本記事では、時代ごとに異なる体制下でどのように外交機能が運用され、どのような人物が舵取りを行ったのかを詳しく解説します。
Key Facts
- 設立と解体:1918年12月7日に設立され、2006年6月4日に正式に消滅した。
- 管轄地域:時代により変動し、ユーゴスラビア王国、社会主義連邦共和国、およびセルビア・モンテグロ連邦を代表した。
- 本部所在地:セルビアのベオグラード(Kneza Miloša 24–26)に位置する外務省ビル。
- 象徴的な人物:初代大臣のアンテ・トルンビッチから、最終大臣のヴク・ドラシュコヴィッチまで、多様な政治背景を持つ人物が就任した。
時代別に見る外務省の役割と体制
1. ユーゴスラビア王国時代(1918年〜1941年)
第一次世界大戦後の1918年に誕生した王国時代、外務省は新国家の国際的な承認と地位確立に奔走しました。アンテ・トルンビッチが初代大臣に就任し、初期の外交基盤を築きました。その後、ニコラ・パシッチやミラン・ストヤディノヴィッチなど、国内政治の変動に伴い大臣が交代しながら、欧州における勢力均衡の中での外交を展開しました。
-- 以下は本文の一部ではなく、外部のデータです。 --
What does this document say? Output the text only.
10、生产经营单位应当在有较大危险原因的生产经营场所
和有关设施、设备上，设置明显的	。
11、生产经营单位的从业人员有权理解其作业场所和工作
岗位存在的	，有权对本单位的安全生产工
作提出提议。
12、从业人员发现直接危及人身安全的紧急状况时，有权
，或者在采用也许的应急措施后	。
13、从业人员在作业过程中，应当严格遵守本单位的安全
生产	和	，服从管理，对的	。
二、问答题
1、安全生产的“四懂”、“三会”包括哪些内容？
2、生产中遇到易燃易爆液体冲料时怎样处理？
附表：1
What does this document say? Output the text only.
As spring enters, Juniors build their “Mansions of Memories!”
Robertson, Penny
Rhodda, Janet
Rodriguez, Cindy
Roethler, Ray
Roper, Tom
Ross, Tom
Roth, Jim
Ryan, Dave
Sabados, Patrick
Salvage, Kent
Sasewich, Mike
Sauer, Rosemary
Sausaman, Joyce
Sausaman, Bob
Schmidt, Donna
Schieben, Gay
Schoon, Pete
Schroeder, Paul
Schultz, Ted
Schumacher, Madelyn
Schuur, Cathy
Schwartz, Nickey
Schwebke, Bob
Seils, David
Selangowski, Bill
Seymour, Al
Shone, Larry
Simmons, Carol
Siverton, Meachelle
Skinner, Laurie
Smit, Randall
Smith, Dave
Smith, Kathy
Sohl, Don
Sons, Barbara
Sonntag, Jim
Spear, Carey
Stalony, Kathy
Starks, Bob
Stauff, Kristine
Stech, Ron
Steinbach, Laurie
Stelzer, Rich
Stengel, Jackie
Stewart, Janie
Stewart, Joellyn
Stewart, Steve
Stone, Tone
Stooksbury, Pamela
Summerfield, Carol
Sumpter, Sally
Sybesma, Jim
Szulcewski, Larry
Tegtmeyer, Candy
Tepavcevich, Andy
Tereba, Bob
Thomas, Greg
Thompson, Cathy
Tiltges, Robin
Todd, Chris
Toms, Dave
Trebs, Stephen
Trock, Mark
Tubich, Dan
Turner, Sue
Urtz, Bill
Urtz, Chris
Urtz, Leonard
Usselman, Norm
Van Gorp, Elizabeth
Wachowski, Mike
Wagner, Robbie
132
2. 第二次世界大戦と亡命政府(1941年〜1945年)
ナチス・ドイツによる侵攻後、外務省の機能は分断されました。ロンドンに設置された亡命政府では、モムチロ・ニンチッチらが外交を継続して連合国との連携を図る一方、国内では「ユーゴスラビア解放国家委員会」が独自の外交ルートを構築し、戦後の体制移行への準備を進めました。
3. 社会主義連邦共和国時代(1945年〜1992年)
共産党主導の社会主義体制へ移行すると、戦前の外交官の多くは追放または引退に追い込まれました。ヨシップ・ブロズ・ティトが一時的に大臣を兼任した後、エドヴァルド・カルジェリやコチャ・ポポヴィッチらが就任しました。この時期の外務省は、東西冷戦の真っ只中で「非同盟主義」という独自の外交路線を推進し、世界的な影響力を強めました。
4. 連邦共和国およびセルビア・モンテネグロ時代(1992年〜2006年)
1992年の連邦崩壊により、多くの共和国が独立しましたが、セルビアとモンテネグロの2国のみで「ユーゴスラビア連邦共和国」を維持しました。その後、2003年には「セルビア・モンテネグロ」という政治連合へと再編されました。2006年にモンテネグロが独立を宣言したことで、この歴史的な外務省はついにその役割を終えました。
外務省の概要まとめ
| 期間 | 国家形態 | 主な特徴・外交方針 |
|---|---|---|
| 1918年 - 1941年 | ユーゴスラビア王国 | 新国家の承認と欧州外交の確立 |
| 1941年 - 1945年 | 亡命政府 / 解放委員会 | 戦時下の外交維持と体制移行 |
| 1945年 - 1992年 | 社会主義連邦共和国 (SFRY) | 非同盟運動の主導と冷戦期の独自路線 |
| 1992年 - 2006年 | 連邦共和国 / セルビア・モンテネグロ | 連邦の縮小と最終的な国家分離への対応 |
Frequently Asked Questions
ユーゴスラビア外務省はいつ設立され、いつ消滅しましたか?
1918年12月7日に設立され、2006年6月4日に消滅しました。約87年間にわたり、形態を変えながら存続しました。
外務省の本部はどこにありましたか?
セルビアの首都ベオグラードにある、Kneza Miloša 24–26に位置する外務省ビルに置かれていました。
社会主義時代に外交的に特筆すべき点は何ですか?
ヨシップ・ブロズ・ティトらの指導下で、米ソどちらの陣営にも属さない「非同盟運動」を推進し、第三世界におけるリーダーシップを発揮したことが最大の特徴です。
最後の外務大臣は誰でしたか?
2006年の解体まで大臣を務めたヴク・ドラシュコヴィッチが、この機関の最後の大臣となりました。
1992年以降の体制はどう変わりましたか?
社会主義連邦の崩壊後、セルビアとモンテネグロのみで「ユーゴスラビア連邦共和国」を形成し、その後2003年に「セルビア・モンテネグロ」という政治連合へと移行しました。